On Teshima, a beautiful, hilly expanse where Fukutake restored the rice paddies that cover the hillsides, there is another extraordinary museum, unlike anything I have seen. Shaped like a giant teardrop and made out of white cement, it's nestled in a shallow valley. Two ovals cut into the ceiling let rain fall inside. Visitors must remove their shoes, and attendants admonish them not to get their feet wet. But what appear to be naturally occurring puddles turn out to be the result of tiny underground holes spouting water that then flows down the highly polished floor, looking like glowing pools of mercury. Standing under the sloping roof, I felt like I was in an open-air spaceship moving through a beautiful galaxy of abundant water.

Though the Benesse Art Site Naoshima is remote--more than six hours from Tokyo, including three and a half hours on the wonderful Shinkansen bullet train, two different local trains and a 20-minute ferry ride from the sleepy town of Uno--the hotel, which consists of the 10-room museum and three annexes with an additional 55 rooms, was almost fully booked in early June.

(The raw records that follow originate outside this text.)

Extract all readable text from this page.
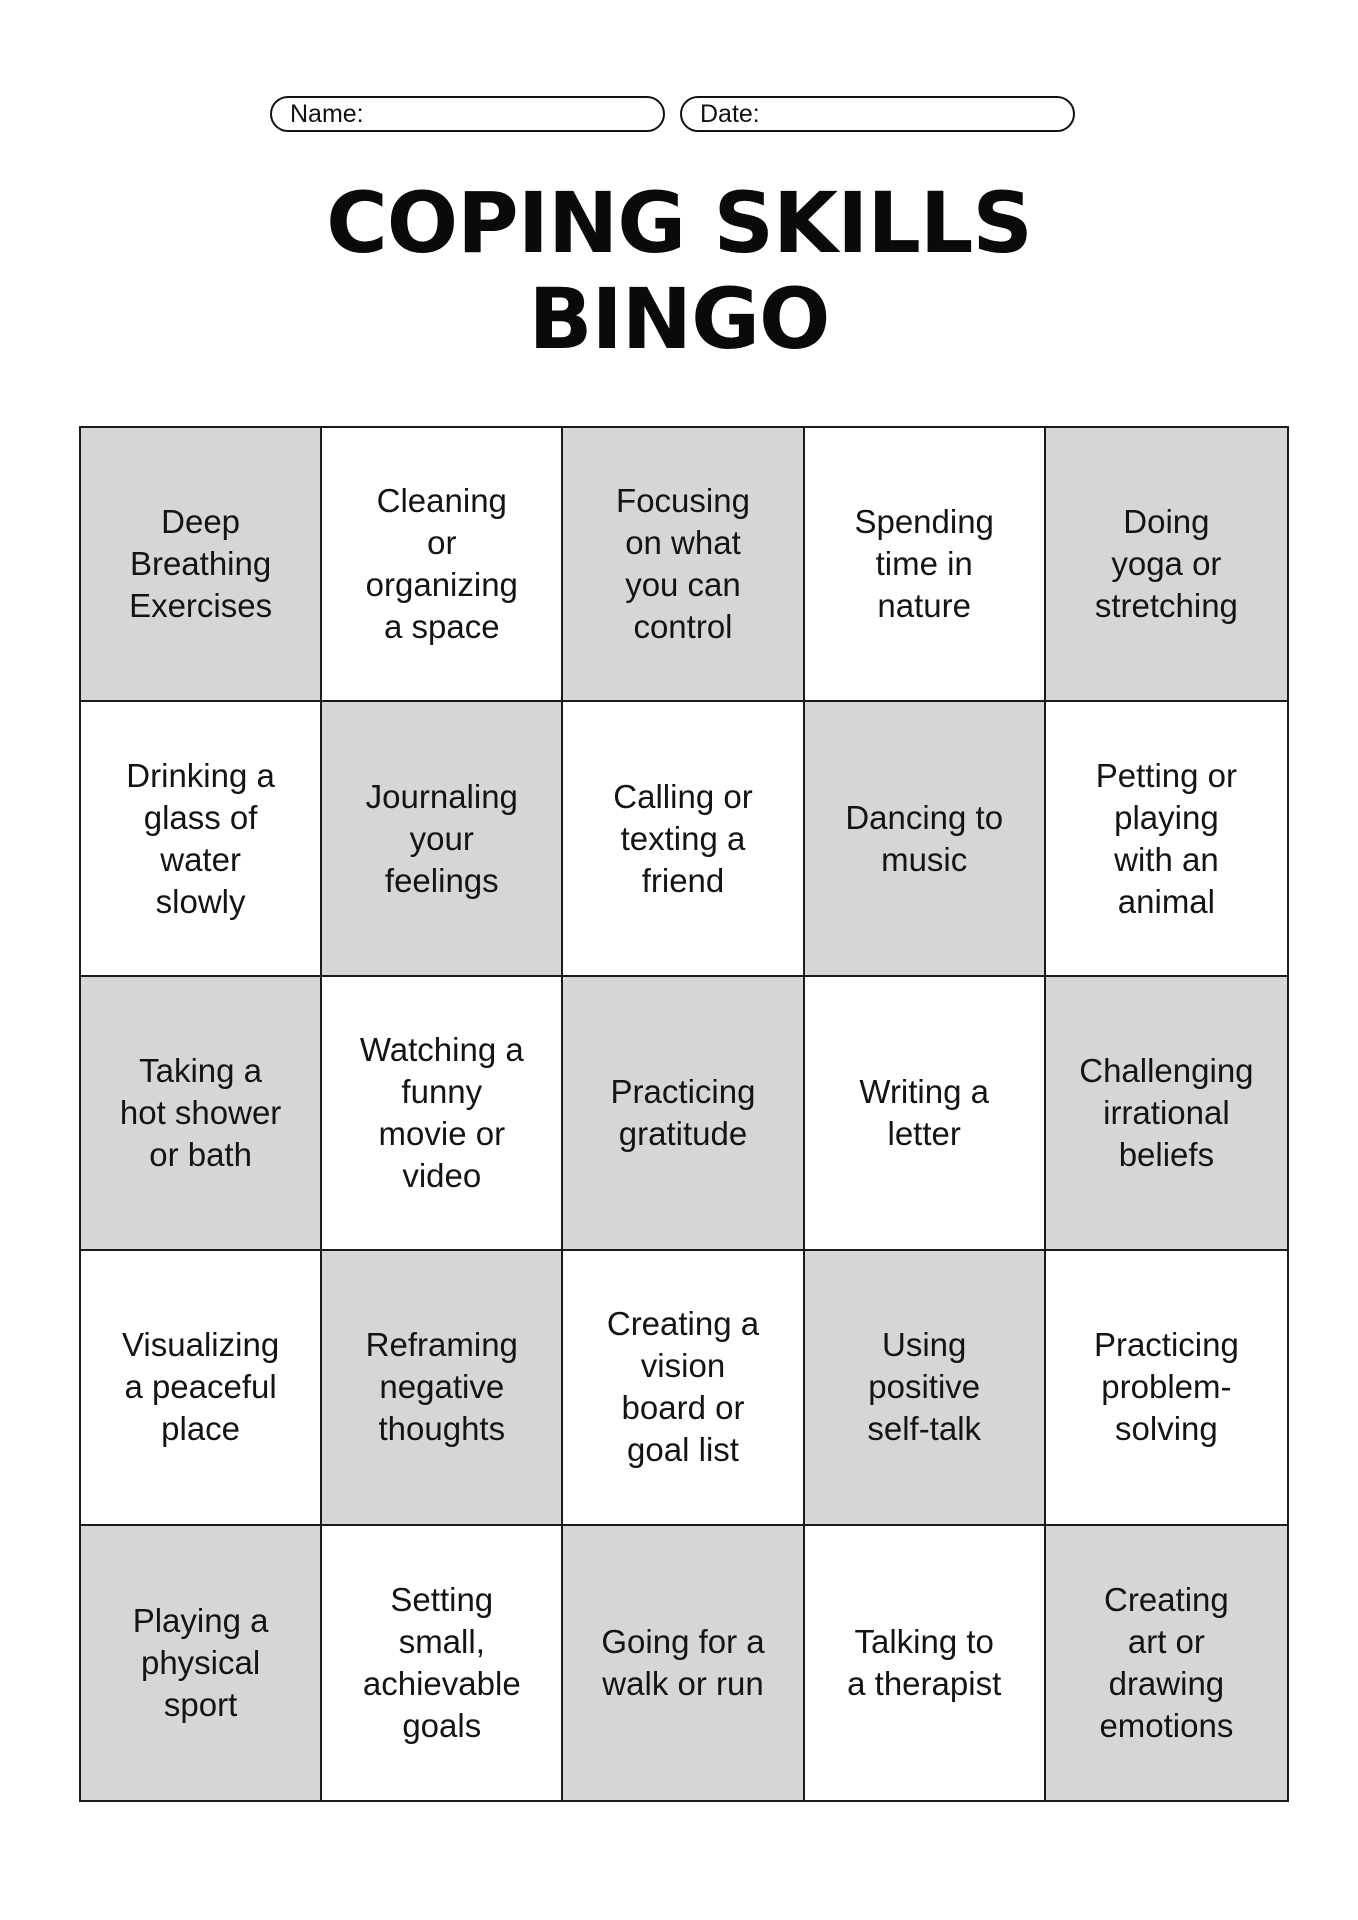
Name:	Date:
COPING SKILLS
BINGO
Deep
Breathing
Exercises
Cleaning
or
organizing
a space
Focusing
on what
you can
control
Spending
time in
nature
Doing
yoga or
stretching
Drinking a
glass of
water
slowly
Journaling
your
feelings
Calling or
texting a
friend
Dancing to
music
Petting or
playing
with an
animal
Taking a
hot shower
or bath
Watching a
funny
movie or
video
Practicing
gratitude
Writing a
letter
Challenging
irrational
beliefs
Visualizing
a peaceful
place
Reframing
negative
thoughts
Creating a
vision
board or
goal list
Using
positive
self-talk
Practicing
problem-
solving
Playing a
physical
sport
Setting
small,
achievable
goals
Going for a
walk or run
Talking to
a therapist
Creating
art or
drawing
emotions
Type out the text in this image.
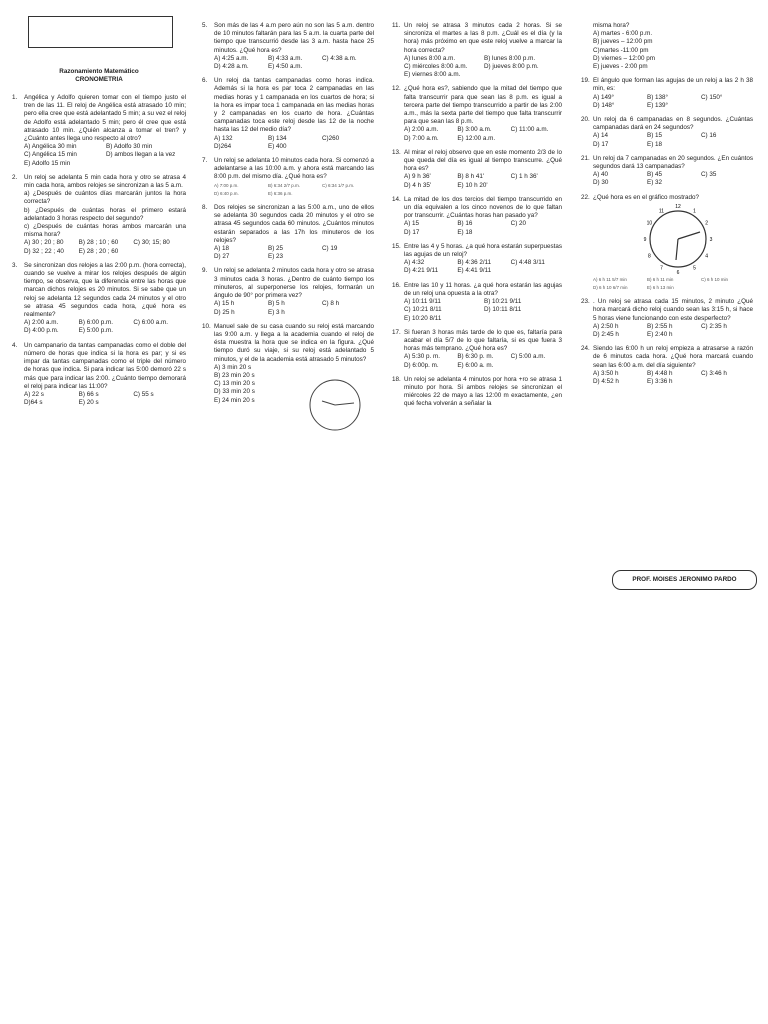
Razonamiento Matemático
CRONOMETRIA
1.	Angélica y Adolfo quieren tomar con el tiempo justo el tren de las 11. El reloj de Angélica está atrasado 10 min; pero ella cree que está adelantado 5 min; a su vez el reloj de Adolfo está adelantado 5 min; pero él cree que está atrasado 10 min. ¿Quién alcanza a tomar el tren? y ¿Cuánto antes llega uno respecto al otro?
A) Angélica 30 min	B) Adolfo 30 min
C) Angélica 15 min	D) ambos llegan a la vez
E) Adolfo 15 min
2.	Un reloj se adelanta 5 min cada hora y otro se atrasa 4 min cada hora, ambos relojes se sincronizan a las 5 a.m.
a) ¿Después de cuántos días marcarán juntos la hora correcta?
b) ¿Después de cuántas horas el primero estará adelantado 3 horas respecto del segundo?
c) ¿Después de cuántas horas ambos marcarán una misma hora?
A) 30 ; 20 ; 80	B) 28 ; 10 ; 60	C) 30; 15; 80
D) 32 ; 22 ; 40	E) 28 ; 20 ; 60
3.	Se sincronizan dos relojes a las 2:00 p.m. (hora correcta), cuando se vuelve a mirar los relojes después de algún tiempo, se observa, que la diferencia entre las horas que marcan dichos relojes es 20 minutos. Si se sabe que un reloj se adelanta 12 segundos cada 24 minutos y el otro se atrasa 45 segundos cada hora, ¿qué hora es realmente?
A) 2:00 a.m.	B) 6:00 p.m.	C) 6:00 a.m.
D) 4:00 p.m.	E) 5:00 p.m.
4.	Un campanario da tantas campanadas como el doble del número de horas que indica si la hora es par; y si es impar da tantas campanadas como el triple del número de horas que indica. Si para indicar las 5:00 demoró 22 s más que para indicar las 2:00. ¿Cuánto tiempo demorará el reloj para indicar las 11:00?
A) 22 s	B) 66 s	C) 55 s
D)64 s	E) 20 s
5.	Son más de las 4 a.m pero aún no son las 5 a.m. dentro de 10 minutos faltarán para las 5 a.m. la cuarta parte del tiempo que transcurrió desde las 3 a.m. hasta hace 25 minutos. ¿Qué hora es?
A) 4:25 a.m.	B) 4:33 a.m.	C) 4:38 a.m.
D) 4:28 a.m.	E) 4:50 a.m.
6.	Un reloj da tantas campanadas como horas indica. Además si la hora es par toca 2 campanadas en las medias horas y 1 campanada en los cuartos de hora; si la hora es impar toca 1 campanada en las medias horas y 2 campanadas en los cuarto de hora. ¿Cuántas campanadas toca este reloj desde las 12 de la noche hasta las 12 del medio día?
A) 132	B) 134	C)260
D)264	E) 400
7.	Un reloj se adelanta 10 minutos cada hora. Si comenzó a adelantarse a las 10:00 a.m. y ahora está marcando las 8:00 p.m. del mismo día. ¿Qué hora es?
A) 7:00 p.m.	B) 6:34 2/7 p.m.	C) 6:34 1/7 p.m.
D) 6:40 p.m.	E) 6:36 p.m.
8.	Dos relojes se sincronizan a las 5:00 a.m., uno de ellos se adelanta 30 segundos cada 20 minutos y el otro se atrasa 45 segundos cada 60 minutos. ¿Cuántos minutos estarán separados a las 17h los minuteros de los relojes?
A) 18	B) 25	C) 19
D) 27	E) 23
9.	Un reloj se adelanta 2 minutos cada hora y otro se atrasa 3 minutos cada 3 horas. ¿Dentro de cuánto tiempo los minuteros, al superponerse los relojes, formarán un ángulo de 90° por primera vez?
A) 15 h	B) 5 h	C) 8 h
D) 25 h	E) 3 h
10. Manuel sale de su casa cuando su reloj está marcando las 9:00 a.m. y llega a la academia cuando el reloj de ésta muestra la hora que se indica en la figura. ¿Qué tiempo duró su viaje, si su reloj está adelantado 5 minutos, y el de la academia está atrasado 5 minutos?
A) 3 min 20 s
B) 23 min 20 s
C) 13 min 20 s
D) 33 min 20 s
E) 24 min 20 s
11. Un reloj se atrasa 3 minutos cada 2 horas. Si se sincroniza el martes a las 8 p.m. ¿Cuál es el día (y la hora) más próximo en que este reloj vuelve a marcar la hora correcta?
A) lunes 8:00 a.m.	B) lunes 8:00 p.m.
C) miércoles 8:00 a.m.	D) jueves 8:00 p.m.
E) viernes 8:00 a.m.
12. ¿Qué hora es?, sabiendo que la mitad del tiempo que falta transcurrir para que sean las 8 p.m. es igual a tercera parte del tiempo transcurrido a partir de las 2:00 a.m., más la sexta parte del tiempo que falta transcurrir para que sean las 8 p.m.
A) 2:00 a.m.	B) 3:00 a.m.	C) 11:00 a.m.
D) 7:00 a.m.	E) 12:00 a.m.
13. Al mirar el reloj observo que en este momento 2/3 de lo que queda del día es igual al tiempo transcurre. ¿Qué hora es?
A) 9 h 36'	B) 8 h 41'	C) 1 h 36'
D) 4 h 35'	E) 10 h 20'
14. La mitad de los dos tercios del tiempo transcurrido en un día equivalen a los cinco novenos de lo que faltan por transcurrir. ¿Cuántas horas han pasado ya?
A) 15	B) 16	C) 20
D) 17	E) 18
15. Entre las 4 y 5 horas. ¿a qué hora estarán superpuestas las agujas de un reloj?
A) 4:32	B) 4:36 2/11	C) 4:48 3/11
D) 4:21 9/11	E) 4:41 9/11
16. Entre las 10 y 11 horas. ¿a qué hora estarán las agujas de un reloj una opuesta a la otra?
A) 10:11 9/11	B) 10:21 9/11
C) 10:21 8/11	D) 10:11 8/11
E) 10:20 8/11
17. Si fueran 3 horas más tarde de lo que es, faltaría para acabar el día 5/7 de lo que faltaría, si es que fuera 3 horas más temprano. ¿Qué hora es?
A) 5:30 p. m.	B) 6:30 p. m.	C) 5:00 a.m.
D) 6:00p. m.	E) 6:00 a. m.
18. Un reloj se adelanta 4 minutos por hora +ro se atrasa 1 minuto por hora. Si ambos relojes se sincronizan el miércoles 22 de mayo a las 12:00 m exactamente, ¿en qué fecha volverán a señalar la
misma hora?
A) martes - 6:00 p.m.
B) jueves – 12:00 pm
C)martes -11:00 pm
D) viernes – 12:00 pm
E) jueves - 2:00 pm
19. El ángulo que forman las agujas de un reloj a las 2 h 38 min, es:
A) 149°	B) 138°	C) 150°
D) 148°	E) 139°
20. Un reloj da 6 campanadas en 8 segundos. ¿Cuántas campanadas dará en 24 segundos?
A) 14	B) 15	C) 16
D) 17	E) 18
21. Un reloj da 7 campanadas en 20 segundos. ¿En cuántos segundos dará 13 campanadas?
A) 40	B) 45	C) 35
D) 30	E) 32
22. ¿Qué hora es en el gráfico mostrado?
12
1
2
3
4
5
6
7
8
9
10
11
A) 6 h 11 5/7 min	B) 6 h 11 min	C) 6 h 10 min
D) 6 h 10 6/7 min	E) 6 h 13 min
23. . Un reloj se atrasa cada 15 minutos, 2 minuto ¿Qué hora marcará dicho reloj cuando sean las 3:15 h, si hace 5 horas viene funcionando con este desperfecto?
A) 2:50 h	B) 2:55 h	C) 2:35 h
D) 2:45 h	E) 2:40 h
24. Siendo las 6:00 h un reloj empieza a atrasarse a razón de 6 minutos cada hora. ¿Qué hora marcará cuando sean las 6:00 a.m. del día siguiente?
A) 3:50 h	B) 4:48 h	C) 3:46 h
D) 4:52 h	E) 3:36 h
PROF. MOISES JERONIMO PARDO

While both Benesse Holdings and the Fukutake Foundation administer and fund aspects of the project, all major decisions flow through Fukutake. Since 2010 the foundation has collaborated with the local government to produce the Setouchi Triennale, where temporary exhibits are scattered around a dozen islands. The next festival will start in March 2016.

But these islands are not a home for Fukutake. Because of his love of nature, he moved from Japan to New Zealand five and a half years ago. He keeps two houses there, in Auckland and on the south island, and flies his two-seater plane between the two. But he spends a quarter of the year in Japan, as much of it as possible in his artful archipelago. "I want people from the big city to envy this place," he says. "I want to create a new country in Japan."

ARTFUL TRAVELING

Three prime destinations for adventurous art lovers.

ZABLUDOWICZ COLLECTION

SARVISALO, FINLAND

Naoshima inspired London collectors Anita and Poju Zabludowicz to convert their island property into a retreat where artists create site-specific works.

INHOTIM

BRUMANDINHO, BRAZIL

More than 200 works of contemporary art are displayed on 345 acres of a botanical garden owned by mining magnate Bernardo Paz.

CHINATI FOUNDATION

MARFA, TEX.

The late minimalist Donald Judd worked on this former Army base in the high desert that now displays pieces by a dozen artists in a series of indoor and outdoor spaces.